How to breathe correctly while performing any exercise is something that we should learn.

In this article, we will discuss the importance of breathing and how to do it correctly while running.

Why is breathing crucial?

Running is an intense activity that makes your muscles and respiratory system work harder. That means your body requires an ample amount of oxygen to produce energy and keep going. How well you can breathe during this time is an indicator of your fitness level. That can reduce the episodes of shortness of breath or tightness in your chest and help you cover more distance.

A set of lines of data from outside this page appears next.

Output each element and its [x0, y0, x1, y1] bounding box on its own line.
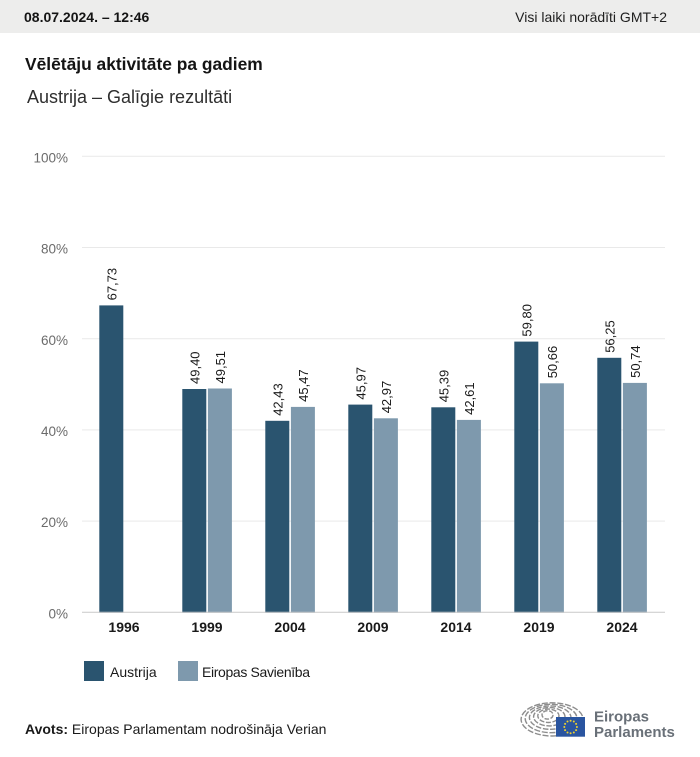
svg-text:67,73: 67,73	[105, 268, 120, 301]
svg-text:2004: 2004	[274, 619, 305, 635]
svg-text:80%: 80%	[41, 242, 68, 257]
svg-text:45,97: 45,97	[354, 367, 369, 400]
svg-text:2014: 2014	[440, 619, 471, 635]
svg-text:59,80: 59,80	[520, 304, 535, 337]
svg-text:100%: 100%	[33, 150, 68, 165]
svg-text:45,39: 45,39	[437, 370, 452, 403]
svg-text:42,61: 42,61	[462, 382, 477, 415]
svg-text:2024: 2024	[606, 619, 637, 635]
svg-text:42,97: 42,97	[379, 381, 394, 414]
svg-text:2009: 2009	[357, 619, 388, 635]
svg-text:49,51: 49,51	[213, 351, 228, 384]
svg-text:50,74: 50,74	[628, 345, 643, 378]
svg-text:1999: 1999	[191, 619, 222, 635]
svg-text:56,25: 56,25	[603, 320, 618, 353]
svg-text:50,66: 50,66	[545, 346, 560, 379]
svg-text:42,43: 42,43	[271, 383, 286, 416]
svg-text:Parlaments: Parlaments	[594, 724, 675, 741]
svg-text:20%: 20%	[41, 515, 68, 530]
svg-text:Eiropas: Eiropas	[594, 708, 649, 725]
svg-text:2019: 2019	[523, 619, 554, 635]
svg-text:0%: 0%	[48, 606, 68, 621]
svg-text:49,40: 49,40	[188, 351, 203, 384]
svg-text:40%: 40%	[41, 424, 68, 439]
svg-text:1996: 1996	[108, 619, 139, 635]
svg-text:45,47: 45,47	[296, 369, 311, 402]
svg-text:60%: 60%	[41, 333, 68, 348]
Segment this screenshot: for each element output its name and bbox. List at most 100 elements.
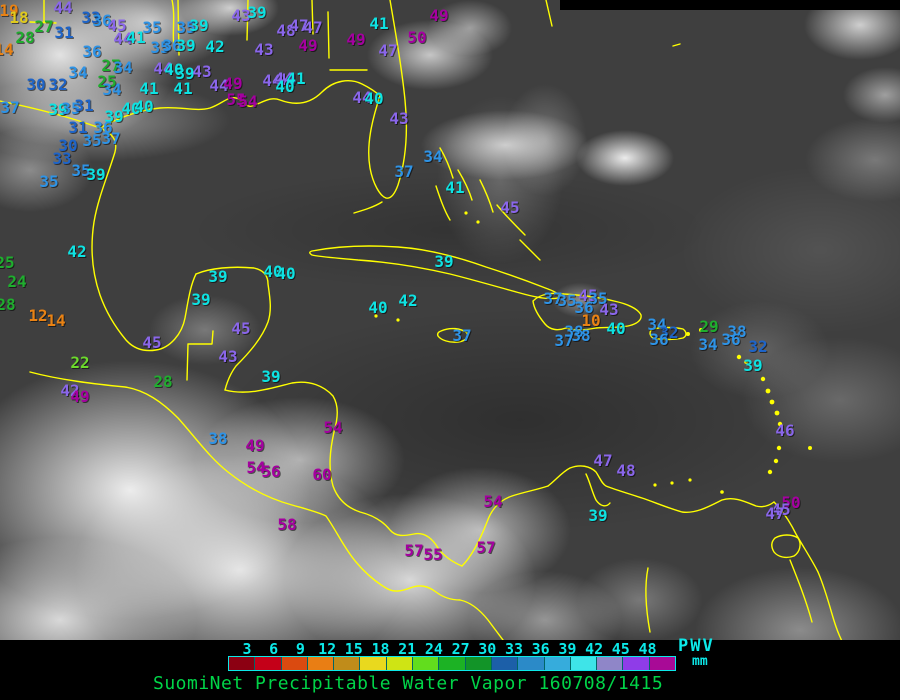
station-pwv-value: 47	[593, 451, 613, 470]
station-pwv-value: 47	[303, 18, 323, 37]
station-pwv-value: 35	[150, 38, 170, 57]
station-pwv-value: 37	[452, 326, 472, 345]
station-pwv-value: 14	[46, 311, 66, 330]
lake-maracaibo	[585, 473, 611, 507]
station-pwv-value: 55	[226, 90, 246, 109]
station-pwv-value: 35	[61, 99, 81, 118]
station-pwv-value: 39	[247, 3, 267, 22]
station-pwv-value: 54	[323, 418, 343, 437]
colorbar-tick-label: 30	[478, 640, 497, 658]
border-south-america-1	[645, 567, 651, 633]
station-pwv-value: 32	[48, 75, 68, 94]
coastline-pacific	[29, 371, 507, 645]
station-pwv-value: 41	[369, 14, 389, 33]
station-pwv-value: 44	[352, 88, 372, 107]
station-pwv-value: 49	[429, 6, 449, 25]
station-pwv-value: 39	[175, 64, 195, 83]
station-pwv-value: 43	[218, 347, 238, 366]
colorbar-swatch	[359, 657, 386, 670]
station-pwv-value: 37	[101, 129, 121, 148]
station-pwv-value: 35	[557, 291, 577, 310]
station-pwv-value: 54	[246, 458, 266, 477]
station-pwv-value: 28	[0, 295, 16, 314]
station-pwv-value: 40	[275, 77, 295, 96]
station-pwv-value: 58	[277, 515, 297, 534]
station-pwv-value: 39	[208, 267, 228, 286]
coastline-bermuda	[672, 43, 681, 47]
station-pwv-value: 41	[139, 79, 159, 98]
coastline-north-america	[0, 0, 553, 352]
station-pwv-value: 42	[67, 242, 87, 261]
border-south-america-2	[789, 559, 813, 623]
station-pwv-value: 40	[364, 89, 384, 108]
station-pwv-value: 33	[52, 149, 72, 168]
station-pwv-value: 43	[254, 40, 274, 59]
station-pwv-value: 45	[578, 286, 598, 305]
station-pwv-value: 28	[153, 372, 173, 391]
station-pwv-value: 39	[261, 367, 281, 386]
station-pwv-value: 44	[262, 71, 282, 90]
state-border-5	[327, 11, 330, 59]
station-pwv-value: 39	[191, 290, 211, 309]
station-pwv-value: 40	[368, 298, 388, 317]
station-pwv-value: 30	[58, 136, 78, 155]
coastline-hispaniola	[532, 292, 642, 331]
station-pwv-value: 39	[434, 252, 454, 271]
station-pwv-value: 60	[312, 465, 332, 484]
island-dot	[736, 354, 742, 360]
coastline-south-america	[461, 465, 845, 646]
coastline-caribbean-islands	[309, 43, 812, 494]
station-pwv-value: 48	[616, 461, 636, 480]
station-pwv-value: 47	[289, 16, 309, 35]
station-pwv-value: 27	[101, 56, 121, 75]
station-pwv-value: 47	[765, 504, 785, 523]
station-pwv-value: 35	[588, 289, 608, 308]
station-pwv-value: 31	[54, 23, 74, 42]
station-pwv-value: 36	[721, 330, 741, 349]
station-pwv-value: 35	[176, 18, 196, 37]
station-pwv-value: 14	[0, 40, 14, 59]
station-pwv-value: 44	[53, 0, 73, 17]
island-dot	[688, 478, 692, 482]
station-pwv-value: 30	[26, 75, 46, 94]
island-dot	[774, 410, 780, 416]
station-pwv-value: 47	[378, 41, 398, 60]
island-dot	[396, 318, 400, 322]
island-dot	[670, 481, 674, 485]
station-pwv-value: 45	[500, 198, 520, 217]
station-pwv-value: 49	[223, 74, 243, 93]
state-border-4	[311, 0, 314, 35]
station-pwv-value: 32	[748, 337, 768, 356]
island-dot	[769, 399, 775, 405]
colorbar-tick-label: 6	[269, 640, 279, 658]
state-border-8	[545, 0, 553, 27]
colorbar-swatch	[622, 657, 649, 670]
island-dot	[699, 328, 703, 332]
station-pwv-value: 19	[0, 1, 19, 20]
station-pwv-value: 54	[483, 492, 503, 511]
colorbar-tick-label: 18	[371, 640, 390, 658]
colorbar	[228, 656, 676, 671]
colorbar-swatch	[385, 657, 413, 670]
station-pwv-value: 45	[231, 319, 251, 338]
station-pwv-value: 35	[71, 161, 91, 180]
station-pwv-value: 45	[771, 500, 791, 519]
coastline-cuba	[309, 245, 560, 300]
state-border-3	[246, 0, 249, 41]
station-pwv-value: 34	[698, 335, 718, 354]
station-pwv-value: 42	[205, 37, 225, 56]
coastline-puerto-rico	[649, 326, 687, 341]
station-pwv-value: 49	[346, 30, 366, 49]
colorbar-swatch	[464, 657, 491, 670]
station-pwv-value: 37	[554, 331, 574, 350]
colorbar-swatch	[412, 657, 439, 670]
station-pwv-value: 36	[92, 11, 112, 30]
island-dot	[653, 483, 657, 487]
station-pwv-value: 48	[276, 21, 296, 40]
coastline-yucatan-central-america	[29, 266, 507, 645]
colorbar-tick-label: 9	[295, 640, 305, 658]
station-pwv-value: 39	[743, 356, 763, 375]
coastline-central-america-caribbean	[224, 381, 463, 567]
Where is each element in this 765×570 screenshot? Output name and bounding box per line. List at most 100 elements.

The right way to breathe: Nose vs mouth

Most of the time it is recommended to breathe in through your nose and breathe out from your mouth. However, this might not be the correct way to breathe when you are performing an intense activity. The same thing applies in the case of running.

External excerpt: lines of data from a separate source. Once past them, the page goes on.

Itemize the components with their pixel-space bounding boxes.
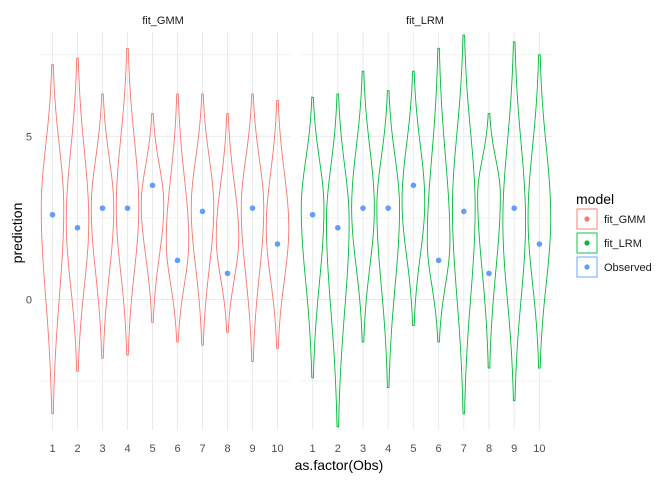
violin-fit-lrm-6 <box>426 47 451 343</box>
x-tick-label: 2 <box>74 443 80 455</box>
violin-fit-lrm-10 <box>527 54 552 369</box>
observed-point-1 <box>309 211 316 218</box>
observed-point-3 <box>99 205 106 211</box>
violin-fit-gmm-4 <box>115 47 140 356</box>
x-tick-label: 8 <box>224 443 230 455</box>
facet-strip-fit-gmm: fit_GMM <box>142 15 184 27</box>
observed-point-7 <box>199 208 206 215</box>
observed-point-6 <box>435 257 442 264</box>
observed-point-8 <box>486 270 492 277</box>
violin-fit-lrm-7 <box>452 34 476 415</box>
violin-fit-gmm-10 <box>265 100 290 349</box>
panel-fit-gmm <box>40 32 290 430</box>
observed-point-10 <box>274 241 281 247</box>
violin-fit-gmm-5 <box>140 113 165 323</box>
observed-point-5 <box>149 182 156 189</box>
x-tick-label: 9 <box>249 443 255 455</box>
x-tick-label: 3 <box>360 443 366 455</box>
violin-fit-gmm-3 <box>90 93 115 359</box>
x-tick-label: 1 <box>310 443 316 455</box>
violin-fit-gmm-1 <box>40 64 65 415</box>
violin-fit-gmm-6 <box>165 93 190 343</box>
legend-label: fit_LRM <box>604 238 642 250</box>
observed-point-9 <box>511 205 517 211</box>
violin-fit-lrm-2 <box>326 93 350 428</box>
legend-item-fit-lrm: fit_LRM <box>576 232 642 254</box>
legend-label: Observed <box>604 262 652 274</box>
x-axis-ticks: 1 2 3 4 5 6 7 8 9 10 1 2 3 4 5 6 7 8 9 10 <box>49 443 545 455</box>
violin-fit-lrm-3 <box>351 70 375 343</box>
legend-key-dot <box>584 240 590 246</box>
x-tick-label: 9 <box>511 443 517 455</box>
observed-point-3 <box>360 205 366 211</box>
violin-fit-lrm-5 <box>401 70 426 327</box>
observed-point-2 <box>335 224 341 231</box>
observed-point-2 <box>74 224 81 231</box>
legend-title: model <box>576 191 614 207</box>
observed-point-4 <box>124 205 131 211</box>
violin-fit-gmm-8 <box>215 113 240 333</box>
x-tick-label: 5 <box>410 443 416 455</box>
x-tick-label: 10 <box>533 443 545 455</box>
observed-point-4 <box>385 205 392 211</box>
observed-point-7 <box>461 208 467 215</box>
x-tick-label: 8 <box>486 443 492 455</box>
chart-panels <box>40 32 552 430</box>
violin-fit-lrm-1 <box>300 96 325 379</box>
y-tick-label: 0 <box>26 295 32 307</box>
y-axis-ticks: 05 <box>26 131 32 306</box>
facet-strips: fit_GMM fit_LRM <box>142 15 444 27</box>
legend-item-observed: Observed <box>576 256 652 278</box>
violin-fit-gmm-9 <box>240 93 265 362</box>
x-tick-label: 1 <box>49 443 55 455</box>
x-axis-label: as.factor(Obs) <box>295 457 384 473</box>
legend-item-fit-gmm: fit_GMM <box>576 208 646 230</box>
x-tick-label: 10 <box>271 443 283 455</box>
y-tick-label: 5 <box>26 131 32 143</box>
x-tick-label: 4 <box>385 443 391 455</box>
x-tick-label: 6 <box>436 443 442 455</box>
x-tick-label: 5 <box>149 443 155 455</box>
violin-fit-lrm-9 <box>502 41 526 402</box>
observed-point-6 <box>174 257 181 264</box>
x-tick-label: 7 <box>199 443 205 455</box>
violin-fit-gmm-7 <box>190 93 215 346</box>
violin-fit-lrm-8 <box>477 113 501 369</box>
legend-key-dot <box>584 264 590 270</box>
x-tick-label: 6 <box>174 443 180 455</box>
y-axis-label: prediction <box>9 203 25 264</box>
observed-point-8 <box>224 270 231 277</box>
legend-key-dot <box>584 216 590 222</box>
x-tick-label: 2 <box>335 443 341 455</box>
x-tick-label: 3 <box>99 443 105 455</box>
observed-point-10 <box>536 241 543 247</box>
legend: model fit_GMM fit_LRM Observed <box>576 191 652 278</box>
panel-fit-lrm <box>300 32 552 430</box>
observed-point-9 <box>249 205 256 211</box>
legend-label: fit_GMM <box>604 214 646 226</box>
violin-fit-gmm-2 <box>65 57 90 372</box>
violin-fit-lrm-4 <box>376 90 400 389</box>
observed-point-5 <box>410 182 417 189</box>
x-tick-label: 7 <box>461 443 467 455</box>
x-tick-label: 4 <box>124 443 130 455</box>
facet-strip-fit-lrm: fit_LRM <box>406 15 444 27</box>
observed-point-1 <box>49 211 56 218</box>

Breathing through the nose while running might be a little challenging as you won’t be able to meet the increased demand for your muscles. To meet the requirement you need to breathe through your mouth. When you are running casually you can breathe through your nose. But when you are sprinting you need to start taking air through your mouth.

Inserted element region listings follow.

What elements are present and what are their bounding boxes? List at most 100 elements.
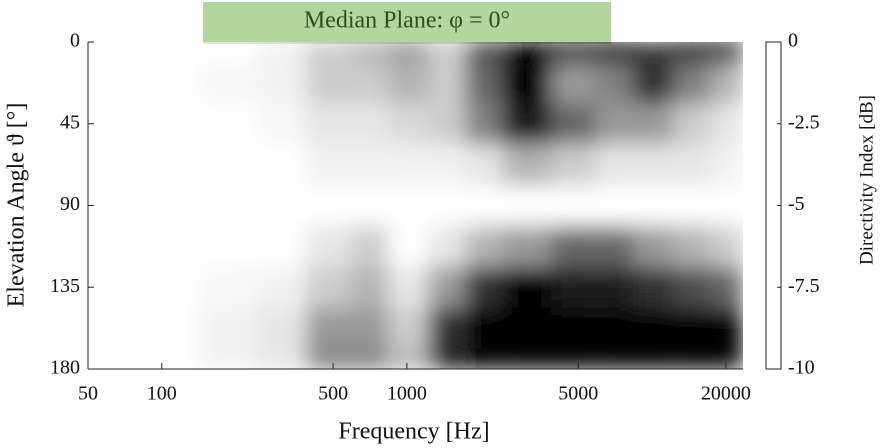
colorbar-label: Directivity Index [dB] (856, 95, 877, 265)
heatmap-cell (88, 103, 125, 145)
heatmap-cell (124, 185, 199, 226)
heatmap-cell (387, 62, 429, 104)
heatmap-cell (673, 348, 711, 369)
heatmap-cell (673, 266, 711, 308)
y-tick-label: 0 (70, 30, 80, 52)
heatmap-cell (596, 42, 634, 63)
heatmap-cell (551, 307, 597, 349)
heatmap-cell (305, 144, 352, 186)
heatmap-cell (710, 103, 743, 145)
heatmap-cell (428, 266, 466, 308)
heatmap-cell (257, 225, 306, 267)
colorbar-tick-label: -2.5 (788, 111, 820, 133)
heatmap-cell (710, 185, 743, 226)
heatmap-cell (710, 144, 743, 186)
heatmap-cell (257, 42, 306, 63)
heatmap-cell (710, 42, 743, 63)
heatmap-cell (257, 185, 306, 226)
heatmap-cell (387, 144, 429, 186)
heatmap-cell (502, 266, 552, 308)
heatmap-cell (305, 42, 352, 63)
heatmap-cell (257, 307, 306, 349)
heatmap-cell (428, 42, 466, 63)
colorbar-tick-label: -10 (788, 357, 815, 379)
heatmap-cell (465, 42, 503, 63)
heatmap-cell (198, 348, 258, 369)
x-tick-label: 20000 (701, 383, 751, 405)
heatmap-cell (673, 225, 711, 267)
x-tick-label: 500 (318, 383, 348, 405)
heatmap-cell (387, 348, 429, 369)
heatmap-cell (428, 225, 466, 267)
heatmap-cell (351, 266, 388, 308)
heatmap-cell (351, 307, 388, 349)
heatmap-cell (387, 103, 429, 145)
heatmap-cell (257, 266, 306, 308)
x-axis-label: Frequency [Hz] (338, 419, 489, 445)
heatmap-cell (465, 144, 503, 186)
y-tick-label: 90 (60, 193, 80, 215)
heatmap-cell (387, 307, 429, 349)
heatmap-cell (596, 185, 634, 226)
heatmap-cell (198, 307, 258, 349)
heatmap-cell (257, 62, 306, 104)
heatmap-cell (673, 185, 711, 226)
heatmap-cell (351, 42, 388, 63)
heatmap-cell (502, 307, 552, 349)
heatmap-cell (465, 225, 503, 267)
heatmap-cell (710, 266, 743, 308)
heatmap-cell (88, 225, 125, 267)
heatmap-cell (710, 62, 743, 104)
heatmap-cell (633, 266, 674, 308)
plot-area (88, 42, 743, 369)
heatmap-cell (88, 307, 125, 349)
heatmap-cell (351, 185, 388, 226)
y-tick-label: 45 (60, 111, 80, 133)
heatmap-cell (551, 266, 597, 308)
heatmap-cell (551, 103, 597, 145)
heatmap-cell (596, 225, 634, 267)
x-tick-label: 1000 (387, 383, 427, 405)
heatmap-cell (428, 348, 466, 369)
x-tick-label: 50 (78, 383, 98, 405)
heatmap-cell (596, 144, 634, 186)
colorbar-tick-label: -5 (788, 193, 805, 215)
heatmap-cell (257, 348, 306, 369)
heatmap-cell (596, 62, 634, 104)
heatmap-cell (673, 144, 711, 186)
heatmap-cell (428, 62, 466, 104)
heatmap-cell (551, 42, 597, 63)
heatmap-cell (305, 307, 352, 349)
heatmap-cell (465, 348, 503, 369)
heatmap-cell (551, 185, 597, 226)
heatmap-cell (305, 225, 352, 267)
heatmap-cell (351, 144, 388, 186)
heatmap-cell (88, 348, 125, 369)
heatmap-cell (351, 348, 388, 369)
heatmap-cell (198, 266, 258, 308)
heatmap-cell (551, 144, 597, 186)
title-box (203, 2, 611, 44)
heatmap-cell (305, 185, 352, 226)
x-tick-label: 100 (147, 383, 177, 405)
heatmap-cell (551, 348, 597, 369)
heatmap-cell (198, 144, 258, 186)
heatmap-cell (198, 103, 258, 145)
heatmap-cell (124, 103, 199, 145)
heatmap-cell (465, 103, 503, 145)
heatmap-cell (633, 144, 674, 186)
y-tick-label: 135 (50, 275, 80, 297)
heatmap-cell (387, 225, 429, 267)
heatmap-cell (673, 42, 711, 63)
heatmap-cell (673, 307, 711, 349)
heatmap-cell (428, 144, 466, 186)
heatmap-cell (124, 62, 199, 104)
heatmap-cell (673, 62, 711, 104)
heatmap-cell (502, 103, 552, 145)
heatmap (88, 42, 743, 369)
heatmap-cell (305, 62, 352, 104)
heatmap-cell (351, 62, 388, 104)
heatmap-cell (465, 185, 503, 226)
heatmap-cell (502, 185, 552, 226)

Breathing through your nose allows you to take in more oxygen and also helps to relieve tension and tightness.

​Tips to breathe correctly while running

In running, you have to first correct your form and then synchronise your breath with it. First of all focus on your form. Keep your spine erect, look forward and relax your shoulders to breathe more efficiently.

Secondly, breathe rhythmically. This allows you to breathe more oxygen to meet the requirement without stressing the body. The best way to do this is to alternate your exhale and inhale between your right and left foot strikes. Inhale for three foot strikes and exhale for two.

​How to improve your breathing technique

In the beginning, it might be difficult for you to synchronise your breathing with your running pace. To get a hang of it, we would recommend you to practise some breathing exercises. There are two breathing exercises that may help you breathe more efficiently.

Diaphragm breathing

Also known as abdominal or belly breathing helps to engage your stomach, abdominal, and diaphragm muscles. It is effective in stabilising blood pressure, reducing stress and reducing the heart rate.

How to do it:

Step 1: Lie on your back with a pillow beneath your knees and head.

Step 2: Relax your shoulders, put one hand above the belly button and the other on the chest.

Step 3: Inhale through your nose for 2 seconds and experience how air passes through your stomach.

Step 4: Purse your lips and exhale through your mouth for 2 seconds. Continue it for 5 minutes.

​Equal breathing technique

The equal breathing technique or Sama Vritti technique is a controlled breathing technique that focuses on equal breath length. Practising this breathing technique can help to calm your mind, reduce stress levels and lower blood pressure.

Step 1: Sit comfortably in a quiet place and close your eyes.

Step 2: Breathe in and out to relax.

Step 3: Begin by inhaling through your nose for four seconds, then pause for a few seconds to allow the air to rest in your lungs.

Step 5: Exhale through your nose for four seconds. Repeat this exercise 5-10 times.